Thursday, July 03, 2008

OBAMA, FISA AND THE LAW

In HuffPo, Obama writes "The exclusivity provision makes it clear to any president or telecommunications company that no law supersedes the authority of the FISA court."

(He also had this posted on MyBarackObama.)

This was already the case and on Wednesday, a federal judge re-affirmed that (h/t Atrios):

Judge Rejects Bush’s View on Wiretaps
By ERIC LICHTBLAU
Published: July 3, 2008
New York Times

WASHINGTON — A federal judge in California said Wednesday that the wiretapping law established by Congress was the “exclusive” means for the president to eavesdrop on Americans, and he rejected the government’s claim that the president’s constitutional authority as commander in chief trumped that law.

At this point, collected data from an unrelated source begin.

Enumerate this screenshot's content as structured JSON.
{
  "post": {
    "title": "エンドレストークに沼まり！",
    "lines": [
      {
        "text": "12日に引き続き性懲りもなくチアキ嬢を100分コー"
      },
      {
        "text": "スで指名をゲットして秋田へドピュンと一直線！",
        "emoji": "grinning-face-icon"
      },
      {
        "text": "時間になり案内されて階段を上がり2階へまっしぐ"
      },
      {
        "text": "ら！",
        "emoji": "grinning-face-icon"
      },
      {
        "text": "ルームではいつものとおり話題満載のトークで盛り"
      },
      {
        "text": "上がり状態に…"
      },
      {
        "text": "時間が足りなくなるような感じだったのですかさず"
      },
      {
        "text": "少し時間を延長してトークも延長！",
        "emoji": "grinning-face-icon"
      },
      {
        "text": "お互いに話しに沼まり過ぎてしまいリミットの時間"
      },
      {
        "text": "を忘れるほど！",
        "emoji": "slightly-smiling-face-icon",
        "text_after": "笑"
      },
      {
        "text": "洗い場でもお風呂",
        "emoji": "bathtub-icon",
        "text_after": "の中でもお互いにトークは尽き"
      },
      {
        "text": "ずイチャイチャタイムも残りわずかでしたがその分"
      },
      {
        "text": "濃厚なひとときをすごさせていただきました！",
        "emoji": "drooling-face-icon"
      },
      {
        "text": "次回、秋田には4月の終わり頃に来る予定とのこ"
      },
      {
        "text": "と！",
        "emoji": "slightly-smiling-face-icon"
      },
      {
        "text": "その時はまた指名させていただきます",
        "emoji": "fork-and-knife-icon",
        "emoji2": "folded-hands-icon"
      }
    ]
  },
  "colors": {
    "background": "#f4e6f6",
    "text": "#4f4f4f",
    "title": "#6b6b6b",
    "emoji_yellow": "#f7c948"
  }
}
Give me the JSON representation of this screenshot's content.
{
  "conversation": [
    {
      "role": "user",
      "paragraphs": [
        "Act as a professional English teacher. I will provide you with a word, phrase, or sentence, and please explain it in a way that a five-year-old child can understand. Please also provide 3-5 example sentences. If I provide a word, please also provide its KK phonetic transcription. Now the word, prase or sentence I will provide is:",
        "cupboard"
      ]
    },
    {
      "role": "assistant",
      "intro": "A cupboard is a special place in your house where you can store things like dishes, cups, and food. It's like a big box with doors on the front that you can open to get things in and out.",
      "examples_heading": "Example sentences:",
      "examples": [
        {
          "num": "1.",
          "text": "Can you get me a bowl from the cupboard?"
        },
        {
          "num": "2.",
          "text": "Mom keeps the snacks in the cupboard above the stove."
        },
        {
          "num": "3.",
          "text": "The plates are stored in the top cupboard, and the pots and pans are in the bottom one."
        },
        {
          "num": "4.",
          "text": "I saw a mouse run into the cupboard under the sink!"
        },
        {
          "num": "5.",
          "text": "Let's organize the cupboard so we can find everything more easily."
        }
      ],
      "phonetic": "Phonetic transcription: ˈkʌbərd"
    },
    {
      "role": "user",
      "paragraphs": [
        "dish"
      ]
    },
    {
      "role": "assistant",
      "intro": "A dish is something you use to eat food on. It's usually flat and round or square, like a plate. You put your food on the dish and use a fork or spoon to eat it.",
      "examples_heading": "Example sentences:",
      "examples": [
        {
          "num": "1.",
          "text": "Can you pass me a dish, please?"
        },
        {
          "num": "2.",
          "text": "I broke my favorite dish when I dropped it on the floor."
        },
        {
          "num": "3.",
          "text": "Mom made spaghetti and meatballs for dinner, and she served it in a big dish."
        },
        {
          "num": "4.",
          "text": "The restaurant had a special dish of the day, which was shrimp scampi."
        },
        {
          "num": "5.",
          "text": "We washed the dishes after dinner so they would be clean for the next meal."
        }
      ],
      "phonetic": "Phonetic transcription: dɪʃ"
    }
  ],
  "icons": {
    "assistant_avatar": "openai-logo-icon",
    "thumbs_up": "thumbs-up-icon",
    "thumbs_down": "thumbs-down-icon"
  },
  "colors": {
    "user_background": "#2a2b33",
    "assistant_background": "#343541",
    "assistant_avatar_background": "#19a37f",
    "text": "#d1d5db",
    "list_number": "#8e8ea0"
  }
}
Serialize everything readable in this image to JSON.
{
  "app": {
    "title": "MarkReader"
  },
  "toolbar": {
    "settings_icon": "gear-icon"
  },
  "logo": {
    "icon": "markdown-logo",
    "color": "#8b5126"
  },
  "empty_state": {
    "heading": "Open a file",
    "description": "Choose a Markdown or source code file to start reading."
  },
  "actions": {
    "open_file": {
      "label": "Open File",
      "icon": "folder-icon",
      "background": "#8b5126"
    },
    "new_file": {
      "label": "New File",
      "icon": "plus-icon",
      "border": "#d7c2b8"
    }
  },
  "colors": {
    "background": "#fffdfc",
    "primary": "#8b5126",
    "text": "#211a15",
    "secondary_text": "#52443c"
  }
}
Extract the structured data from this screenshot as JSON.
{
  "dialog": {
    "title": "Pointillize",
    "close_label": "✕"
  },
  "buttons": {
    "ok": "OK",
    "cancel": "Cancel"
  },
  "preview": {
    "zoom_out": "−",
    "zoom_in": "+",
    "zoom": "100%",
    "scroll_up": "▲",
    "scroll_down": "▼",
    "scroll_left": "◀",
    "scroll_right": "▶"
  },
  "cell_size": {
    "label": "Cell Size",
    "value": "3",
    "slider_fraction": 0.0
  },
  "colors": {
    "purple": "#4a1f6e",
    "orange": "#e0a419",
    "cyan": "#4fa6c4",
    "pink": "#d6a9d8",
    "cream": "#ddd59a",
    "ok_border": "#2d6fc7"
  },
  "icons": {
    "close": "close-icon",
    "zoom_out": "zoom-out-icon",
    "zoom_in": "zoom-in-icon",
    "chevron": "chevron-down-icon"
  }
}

The Justice Department has tried for more than two years to kill the lawsuit, saying any surveillance of the charity or other entities was a “state secret” and citing the president’s constitutional power as commander in chief to order wiretaps without a warrant from a court under the agency’s program.

But Judge Walker, who was appointed to the bench by former President George Bush, rejected those central claims in his 56-page ruling. He said the rules for surveillance were clearly established by Congress in 1978 under the Foreign Intelligence Surveillance Act, which requires the government to get a warrant from a secret court.

“Congress appears clearly to have intended to — and did — establish the exclusive means for foreign intelligence activities to be conducted,” the judge wrote. “Whatever power the executive may otherwise have had in this regard, FISA limits the power of the executive branch to conduct such activities and it limits the executive branch’s authority to assert the state secrets privilege in response to challenges to the legality of its foreign intelligence surveillance activities.”